O que significa que o custo das viagens aéreas acabou por não conseguir travar a quebra nos preços dos transportes. Uma das explicações é a medida de redução dos passes sociais, que levou a quebras significativas noutras formas de locomoção. Por exemplo, o custo dos transportes combinados de passageiros afundou mais de 24% em março; o preço médio das viagens de comboio diminuiu mais de 8%. São alguns dos produtos/serviços que mais baratos ficam em março quando se compara com a situação de há um ano.

Mas outros itens houve do cabaz que serve para calcular o Índice de Preços no Consumidor (IPC) que também contrariaram o ambiente geral de declínio nos preços, fruto da paragem da economia. A seguir aos voos, o preço da carne registou o segundo maior aumento do cabaz de consumo do INE (7,4%).

Custo dos serviços financeiros continua a subir

O custo dos serviços financeiros, muito por causa nos novos tarifários e do agravamento das comissões bancárias, disparou quase 6% ao longo do último ano terminado em março.

A despesa com "férias organizadas" também brilhou como um dos itens que mais caros ficaram até março: aqui a subida média de preços rondou os 4%. Destaque ainda para as rendas de casa ("rendas efetivas pagas por inquilinos"), que aumentaram de preço cerca de 3,3%. Os jornais e as revistas também aparecem entre os 12 produtos que mais encareceram (inflação de 3).

Mas para chegar a uma inflação zero em Portugal, o INE mostra que o custo de muitos produtos e serviços simplesmente afundou. O preço médio dos livros caiu quase 48%, os equipamentos de som e imagem ficaram 15% mais baratos. Destaque também para a quebra de 5,4% nos "combustíveis e lubrificantes para equipamento para transporte pessoal".

No entanto, no destaque sobre o IPC, ontem divulgado, o INE chama a atenção que muita coisa vai mudar, antecipando tempos anémicos para alguns itens do cabaz.

Por exemplo, a forte quebra na procura e nos preços do petróleo por causa da pandemia do coronavírus e do conflito entre a Rússia e a Arábia Saudita arrastou a inflação portuguesa para 0% em março, mas com a quase total paralisação da maior parte das economias pelo mundo fora é expectável que o custo do petróleo não dispare já.

Segundo o INE, "a variação homóloga do Índice de Preços no Consumidor (IPC) foi nula em março de 2020, taxa inferior em 0,4 pontos percentuais (p.p.) à registada no mês anterior".

Esta travagem na evolução dos preços "traduziu sobretudo a variação homóloga de -3,7% do índice relativo aos produtos energéticos (0,9% em fevereiro), refletindo a evolução dos preços nos mercados internacionais associada à redução da procura deste tipo de produtos devido à pandemia e às divergências entre os países produtores de petróleo".

Expurgando o efeito da energia e dos alimentos básicos do cabaz dos consumidores, a inflação também foi zero, o que é mais um sinal da anemia económica que começou a alastrar em meados de março, por causa do lock down (cancelamento das atividades económicas e limitação à mobilidade das pessoas).

Turismo e aviação sofrem primeiro embate

O INE alerta que este fenómeno é capaz de se agravar bastante a partir de agora, à medida que for acumulando informação sobre o impacto da crise nos preços.
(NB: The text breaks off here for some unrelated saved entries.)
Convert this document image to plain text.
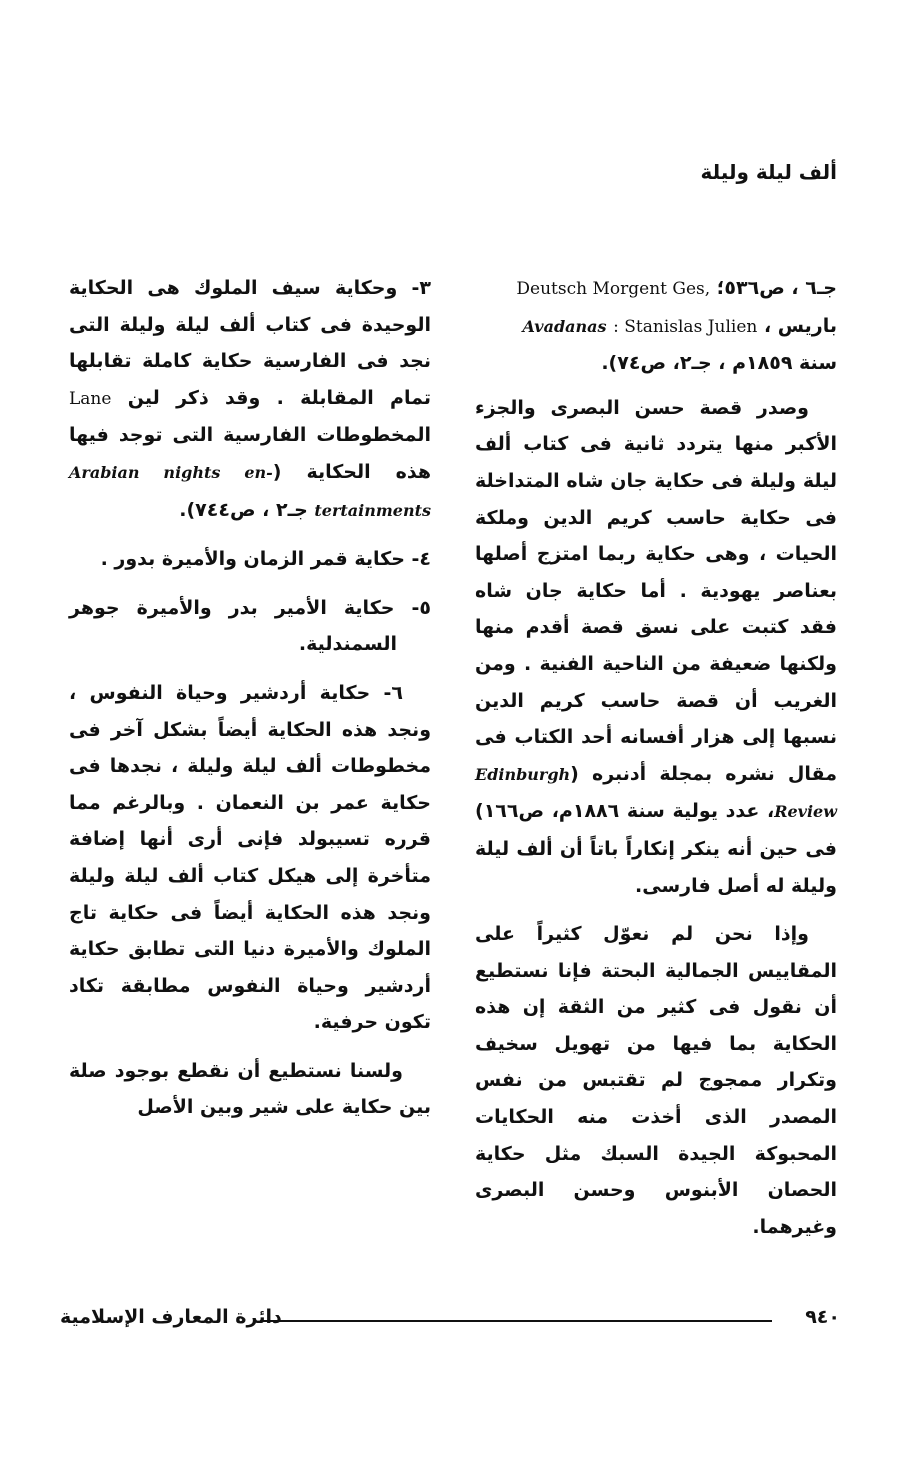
ألف ليلة وليلة

جـ٦ ، ص٥٣٦؛ Deutsch Morgent Ges,
باريس ، Avadanas : Stanislas Julien
سنة ١٨٥٩م ، جـ٢، ص٧٤).

وصدر قصة حسن البصرى والجزء الأكبر منها يتردد ثانية فى كتاب ألف ليلة وليلة فى حكاية جان شاه المتداخلة فى حكاية حاسب كريم الدين وملكة الحيات ، وهى حكاية ربما امتزج أصلها بعناصر يهودية . أما حكاية جان شاه فقد كتبت على نسق قصة أقدم منها ولكنها ضعيفة من الناحية الفنية . ومن الغريب أن قصة حاسب كريم الدين نسبها إلى هزار أفسانه أحد الكتاب فى مقال نشره بمجلة أدنبره (Edinburgh Review، عدد يولية سنة ١٨٨٦م، ص١٦٦) فى حين أنه ينكر إنكاراً باتاً أن ألف ليلة وليلة له أصل فارسى.

وإذا نحن لم نعوّل كثيراً على المقاييس الجمالية البحتة فإنا نستطيع أن نقول فى كثير من الثقة إن هذه الحكاية بما فيها من تهويل سخيف وتكرار ممجوج لم تقتبس من نفس المصدر الذى أخذت منه الحكايات المحبوكة الجيدة السبك مثل حكاية الحصان الأبنوس وحسن البصرى وغيرهما.

٣- وحكاية سيف الملوك هى الحكاية الوحيدة فى كتاب ألف ليلة وليلة التى نجد فى الفارسية حكاية كاملة تقابلها تمام المقابلة . وقد ذكر لين Lane المخطوطات الفارسية التى توجد فيها هذه الحكاية (Arabian nights en- tertainments جـ٢ ، ص٧٤٤).

٤- حكاية قمر الزمان والأميرة بدور .

٥- حكاية الأمير بدر والأميرة جوهر السمندلية.

٦- حكاية أردشير وحياة النفوس ، ونجد هذه الحكاية أيضاً بشكل آخر فى مخطوطات ألف ليلة وليلة ، نجدها فى حكاية عمر بن النعمان . وبالرغم مما قرره تسيبولد فإنى أرى أنها إضافة متأخرة إلى هيكل كتاب ألف ليلة وليلة ونجد هذه الحكاية أيضاً فى حكاية تاج الملوك والأميرة دنيا التى تطابق حكاية أردشير وحياة النفوس مطابقة تكاد تكون حرفية.

ولسنا نستطيع أن نقطع بوجود صلة بين حكاية على شير وبين الأصل

٩٤٠
دائرة المعارف الإسلامية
Para já, nota-se que já se sente que a quebra de atividade começou a corroer os preços do setor do turismo, nomeadamente da hotelaria e do alojamento bem como do transporte aéreo.

Por tipo de despesa, o INE indica quais os segmentos em que a inflação, já de si negativa, ainda afundou mais. "É de destacar a diminuição da taxa de variação homóloga das classes dos transportes e do lazer, recreação e cultura, com variações de -1,6% e -2%, respetivamente (0,9% e -1,6% no mês anterior)".